I’m headed to New York in a few short weeks to attend a work event. Throughout the years, I’ve discovered that there are some remote-specific things to keep in mind if you rarely attend in-person events.
Go Into the Meeting With a Good Attitude
There are two primary schools of thought out there about in-person meetings. The first says that in-person meetings are mandatory if you want your remote employees to work well together. The second school of thought is that in-person meetings are unnecessary. Everything you could do in an in-person meeting you can do online. Like most things, these points of view are probably true for some people. Neither is 100% true for me.
Most days I love working from home. There is something so delightfully self-indulgent about getting to work in the quiet of my office of one. As I write this, I can hear the rushing of the wind outside, the hum of the occasional car as it goes by, and the clicking of the keyboard as I type. I need this silence regularly if I want my brain to produce stories.
I also really like seeing people in person. I can (and do) make time to connect with my colleagues throughout my work week. I have several coworkers that I consider friends even though we work in different time zones. And yet it’s often easier and quicker for me to forge those initial human connections in person.
I will suggest (with no data to back this one up) that most successful remote workers do best when they have the occasional out-of-computer work interaction. You may not feel the need to see people in person, but your coworkers may need to see you in person in order to get along with you. If you have a chance to meet your colleagues for a coffee or a workshop in person, see it for the opportunity it is. Personally, I’ve made a mental list of people I want to talk to during the conference, and I’m excited to chat with them.
Check Your Work Clothes
Very shortly after getting excited about my trip, I realized that I have no idea what people wear to work these days. The dress code at Douglas HQ is a button down shirt with a pair of old jeans and knitted socks. And while my knitted sock game is truly righteous, I suspect that I’m going to need foot ware that covers up the awesome.

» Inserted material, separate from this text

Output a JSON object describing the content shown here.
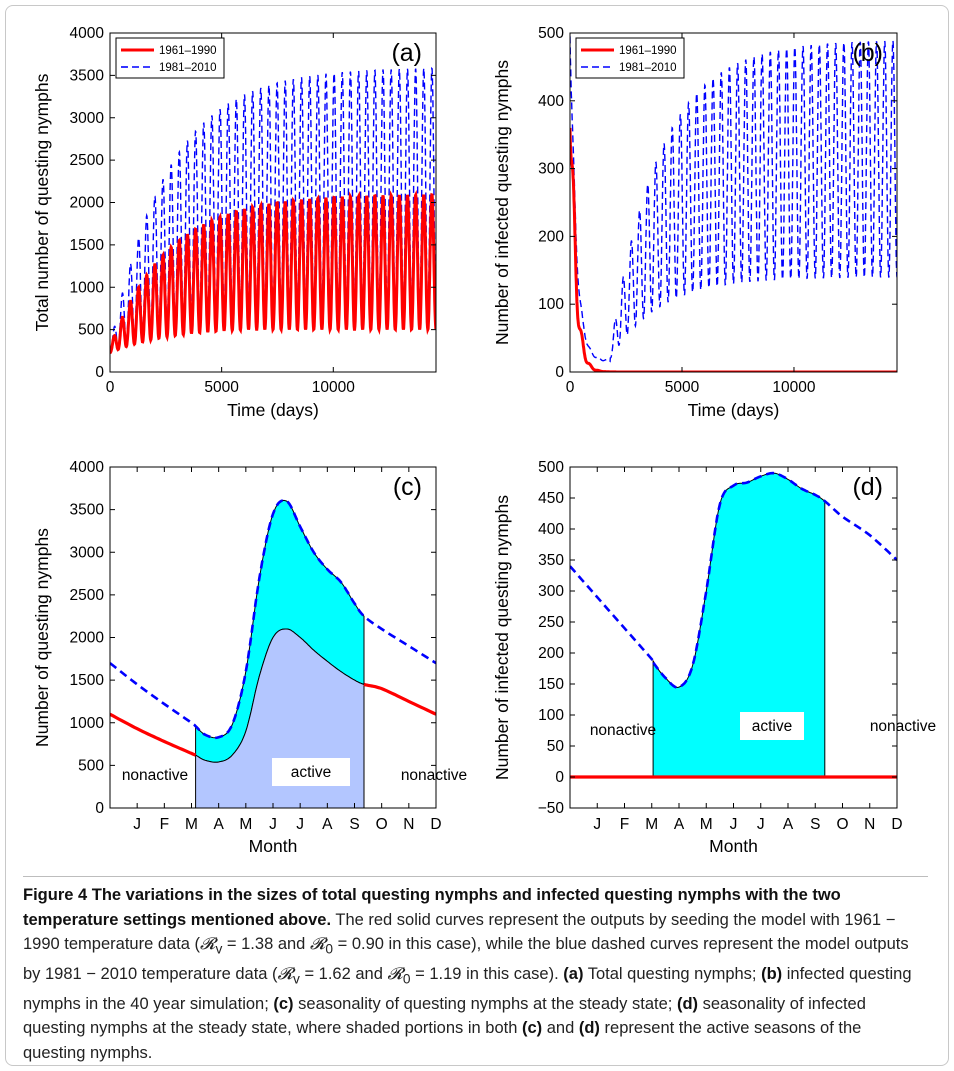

I asked the internet ‘what is business casual,’ and Wikipedia said “Business casual is an ambiguously defined dress code…it entails neat yet casual attire and is generally more casual than informal (sic) attire but more formal than casual or smart casual attire,” which didn’t really help.
Other sites confirmed that a button down shirt and slacks are still fine, but how much can you trust sites that say silly things like ‘you must wear a belt’ or ‘no knitted tops?’ Does anyone else find it funny that we can get a robot to Mars but we can’t define a work style that has been around for a generation?
As far as I can see, business casual means whatever your company says it is. If you’re going to an in-person work event, you might want to check your employee handbook to see if it has any guidelines. You may also want to take a moment and think about how conservative your company culture is. And finally, take an honest look at how worn out your work clothes are. I already knew I needed to buy slacks. A search through my work tops revealed that I needed some help there, too.
Put a Face to the Name
There is nothing more awkward than showing up at a work event where people excitedly greet you…and you have no idea who they are. Ask me how I know. When you work remotely, most conversations take place via email and instant messenger. While some of these platforms give you an option to upload a picture, not all of them do. Add jet lag into the mix, and it can be very hard to remember what some of your favorite colleagues look like.
On behalf of remote employees everywhere, I ask that you please take a moment to upload a picture of yourself into your email and instant messaging platform. And please make it a recent one. My own personal rule is that I need to change my photo every 2 years. You can take a flattering picture of yourself using your smart phone. Put on a work top, stand against a wall, raise the camera slightly above eye level, and take your shot. Adding a photo gives you the moral high ground to suggest that everyone on your team do the same thing.
If you are planning a work event, ask the participants to provide a photo of themselves, and share them with the group. I work for an educational company, and the event organizer created a set of flashcards–one side has the picture, the other has the name. I absolutely love them. A quick internet search yielded several sites like this one, that lets you make your own custom flash cards if you love this idea too.
I’ll be using my flashcards every day in the two weeks leading up to the event. I might still blank out if someone greets me from across the room, but at least now I have a fighting chance.
In person events can seem like a hassle if you only work from home. For instance, you might have to buy work clothes and put on shoes. However, approach the event as an opportunity to strengthen your working relationships for years to come. If you look at it that way, it’s easier to see how the benefits in such a trip can outweigh the inconvenience. Plus you might get some nice work shirts out of the deal.